Visitare mezzo mondo, condensato in pochi chilometri. Non è una cosa da tutti. Ci vuole tenacia per sopportare il torpore alle gambe, causato da interminabili ore di fila . Giappone: otto ore. Italia: cinque ore. Questa è la fine. Prendo il respiro e conto fino a dieci. Ci saranno altri padiglioni in cui poter entrare? Mi giro e…vedo il Belgio. Mi incammino senza dare nell’occhio. Senza disturbare le persone addormentate in fila. Percorro un tappeto rosso. Ecco l’entrata. Wow! Entro e decido di assaggiare qualcosa per vincere la fame. Non ancora placata dai panini.
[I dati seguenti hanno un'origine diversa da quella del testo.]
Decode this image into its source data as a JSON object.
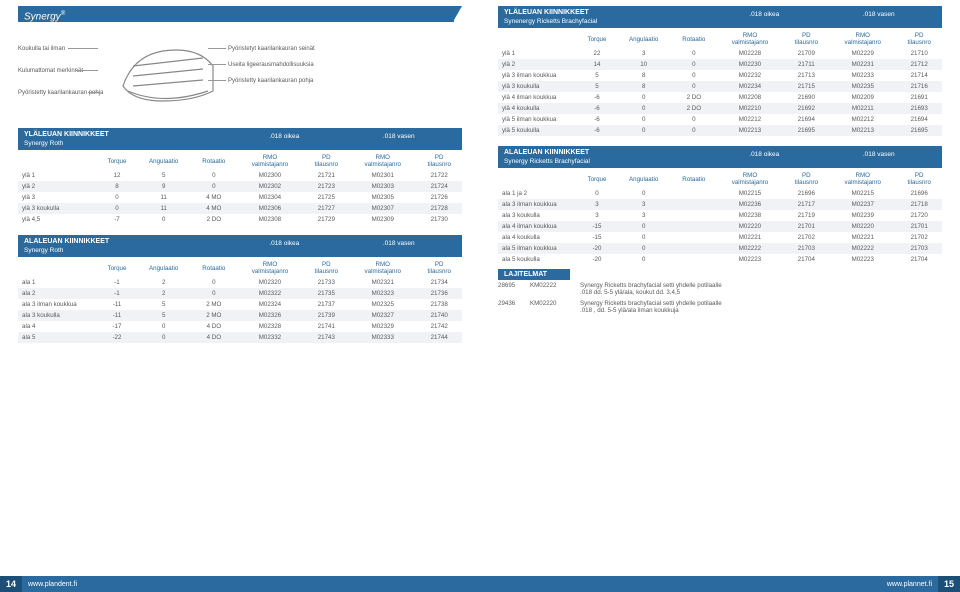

Mi vengono offerte, così, delle prelibatezze in cartoccio. Le mie amate patatine fritte. Le specialità gastronomiche danno alla testa. Ma non c’è tempo da perdere. I minuti corrono e le ore passano. Mi dirigo velocemente verso la Francia. Cercando di superare la folla di turisti. Intenti a fotografare ogni cosa. I padiglioni. Le strade. Il cibo. Anche me. Improvvisamente mi perdo in una foresta di verdure. Insalate e bietole di tutti i tipi. Sono nel padiglione francese. Riesco ad uscire dalla selva verde. Arrivando in una struttura particolare. Una complessa trama di legno. Bellissima. Salutando la Francia e le sue baguette. Corro, cercando una via d’uscita. Passo davanti al padiglione americano. Not bad! Bevo un caffè in Guatemala e mi dirigo verso la Cina. Padiglione maestoso. Imponente. Un onda ferrosa che sembra muoversi. Fino a toccare il cielo. Non avevo mai visto niente del genere. Entro. Vengo colpito dalla fusione tra antico e moderno. Un connubio perfetto. Giochi di luci multicolore rapiscono la mia attenzione. Spettacolo per i miei occhi. Esco lentamente. Percorro poi il decumano. Lontano intravedo l’”Albero della vita”. I miei occhi non erano pronti a questo. Come Dante in Paradiso. Io ero lì. A guardare l’obiettivo della mia missione. Com’è bello. Regale in quel gioco di luci e acqua. Sono arrivato.

Ora zero! Missione compiuta. Agente ALX si congeda. Per adesso. Solo per adesso.